Yes, was the consensus at the first Los Angeles exhibition of works by Tony Curtis.
The sixtysomething, silver-haired Curtis drew a sizable crowd to the Beverly Hilton on Saturday night for a reception and viewing of his extensive collection of acrylics, pen and ink drawings and sketches, most done at his home in Hawaii.
If his name was the draw, most were pleasantly surprised by Curtis' canvases.
"This is top grade," said a fellow painter who said his name was "Ellis--first and last. I paint in Europe, in Monte Carlo. Portraits mostly. And I'm surprised. He's very good--for a movie star. Henry Fonda was very good too, but he had a different style. Photographic. Curtis follows in the tradition of Matisse and Van Gogh," he said, pronouncing the artist's name Van Hoch , with throat-clearing emphasis.
Hugged by Friends
But the nucleus of this party was Curtis, who was dogged by camera crews and hugged and congratulated by friends all night.
He couldn't have been happier had he just won an Academy Award. Curtis chatted with Walter Matthau, Zsa Zsa Gabor and Kirk Douglas, greeted strangers with, "Hi, I'm Tony," and occasionally pulled a reporter aside to try to explain his artist's philosophy.
"When I paint, I don't paint shapes, I paint colors. The most difficult thing to do is verbalize a painting. When I start painting, I have no idea what I'm going to do. The first color I use--that tells me where the painting is going. It paints itself, and the painting tells me when it's finished. It's almost as if it does it for me."
He starts painting at 6 a.m., finishing at 11 a.m. when the Hawaii sun becomes too harsh. "I wear my Picasso hat and Matisse shorts and my Arnold Schwarzenegger tank top and I paint!"
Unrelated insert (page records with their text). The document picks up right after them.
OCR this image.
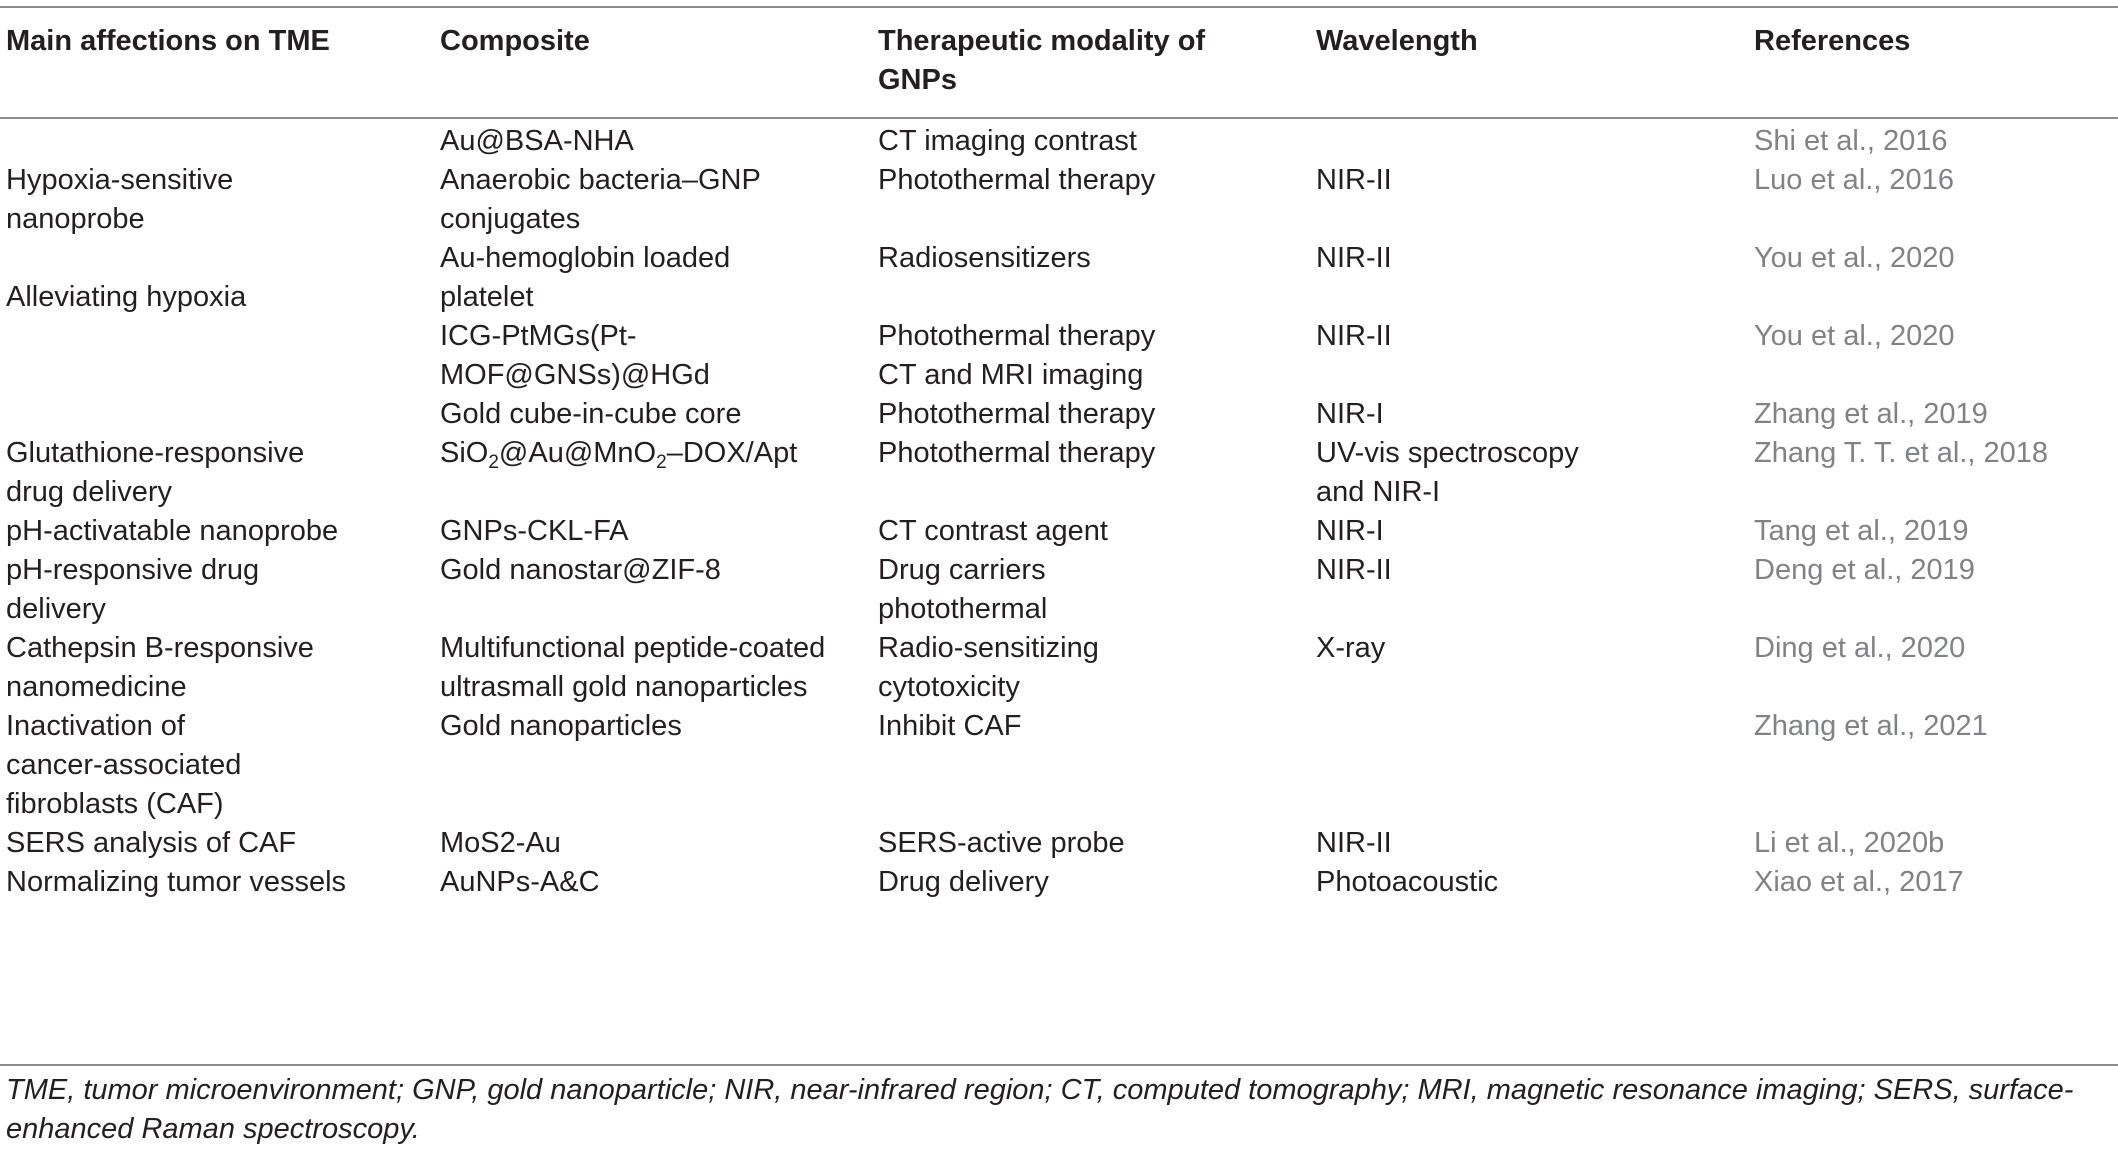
Main affections on TME	Composite	Therapeutic modality of GNPs	Wavelength	References
	Au@BSA-NHA	CT imaging contrast		Shi et al., 2016
Hypoxia-sensitive nanoprobe	Anaerobic bacteria–GNP conjugates	Photothermal therapy	NIR-II	Luo et al., 2016
Alleviating hypoxia	Au-hemoglobin loaded platelet	Radiosensitizers	NIR-II	You et al., 2020
	ICG-PtMGs(Pt-MOF@GNSs)@HGd	Photothermal therapy CT and MRI imaging	NIR-II	You et al., 2020
	Gold cube-in-cube core	Photothermal therapy	NIR-I	Zhang et al., 2019
Glutathione-responsive drug delivery	SiO$_2$@Au@MnO$_2$–DOX/Apt	Photothermal therapy	UV-vis spectroscopy and NIR-I	Zhang T. T. et al., 2018
pH-activatable nanoprobe	GNPs-CKL-FA	CT contrast agent	NIR-I	Tang et al., 2019
pH-responsive drug delivery	Gold nanostar@ZIF-8	Drug carriers photothermal	NIR-II	Deng et al., 2019
Cathepsin B-responsive nanomedicine	Multifunctional peptide-coated ultrasmall gold nanoparticles	Radio-sensitizing cytotoxicity	X-ray	Ding et al., 2020
Inactivation of cancer-associated fibroblasts (CAF)	Gold nanoparticles	Inhibit CAF		Zhang et al., 2021
SERS analysis of CAF	MoS2-Au	SERS-active probe	NIR-II	Li et al., 2020b
Normalizing tumor vessels	AuNPs-A&C	Drug delivery	Photoacoustic	Xiao et al., 2017
TME, tumor microenvironment; GNP, gold nanoparticle; NIR, near-infrared region; CT, computed tomography; MRI, magnetic resonance imaging; SERS, surface-enhanced Raman spectroscopy.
His influences, he explained, include include Picasso, Matisse and Balthus. "But they're not dead to me," he explained. "When I look at their work, it's as if they just left the canvas."
Filling out the crowd (some guests dressed in tuxedos and ball gowns) were Marvin and Barbara Davis, George Schlatter, Cornel Wilde, Gary Collins and Mary Ann Mobley, Jackie Collins and Oscar Lerman, Mark Rydell, Berry Gordy, Suzanne de Passe, Alana Stewart and Gloria DeHaven.
"I've wanted to see his work," said actress Theresa Russell, who was searching for change for a dollar. "I did the film 'Insignificance' with Tony, and I had seen his work in magazines, but never in person. I love the colors. The paintings seem so free--he seems totally unintimidated by an empty canvas."
Curtis' daughter Jamie Lee raced from one end of the room to another to point out the paintings she liked best. One was titled "First Bouquet," a still life of flowers done in sunny blues and yellows--common color themes in Curtis' works.
"But these are all new," she said. "I haven't seen them before. He paints in Hawaii, and I live here."
Had he ever done a portrait of her?
"Yes. I'll show it to you," she said, gliding through the crowd while grabbing a shrimp and dipping it in cocktail sauce.
"He did this in 1972," she said, arriving at the portrait. "You see, I have a crooked mouth. And no one ever acknowledged it. Only my dad would do that."
But is he taken seriously as an artist as well as an actor?
"People tend to take actors not seriously at anything," she said. "Politics, writing. . . . To have people praise his work is a real thrill."
Hosting the party were literary agent Irving Lazar and his wife, Mary, who already own a Curtis or two.
"There were a lot of people from Europe here buying," said Lazar in between greeting guests.
By 8 p.m., collectors had bought up more than $1 million of the paintings, some priced in the five figures, according to William Mett of Center Art Galleries-Hawaii, which exclusively represents Curtis worldwide. "There are collectors here from 17 nations," he said.
The gallery also represents Anthony Quinn, Red Skelton and Margaret Keane, "who does those wondrous wide-eyed animals and children," Mett said.
Curtis says he has no trouble parting with his works; "I love the idea of selling them. They're not hard to part with. I never give them personalities. Jean Renoir was a friend of mine. And he once told me that the meaning comes after the work. That struck a chord in me. I just paint them. And I don't even care if people like them or not--If I like it, that's what matters. I paint for myself."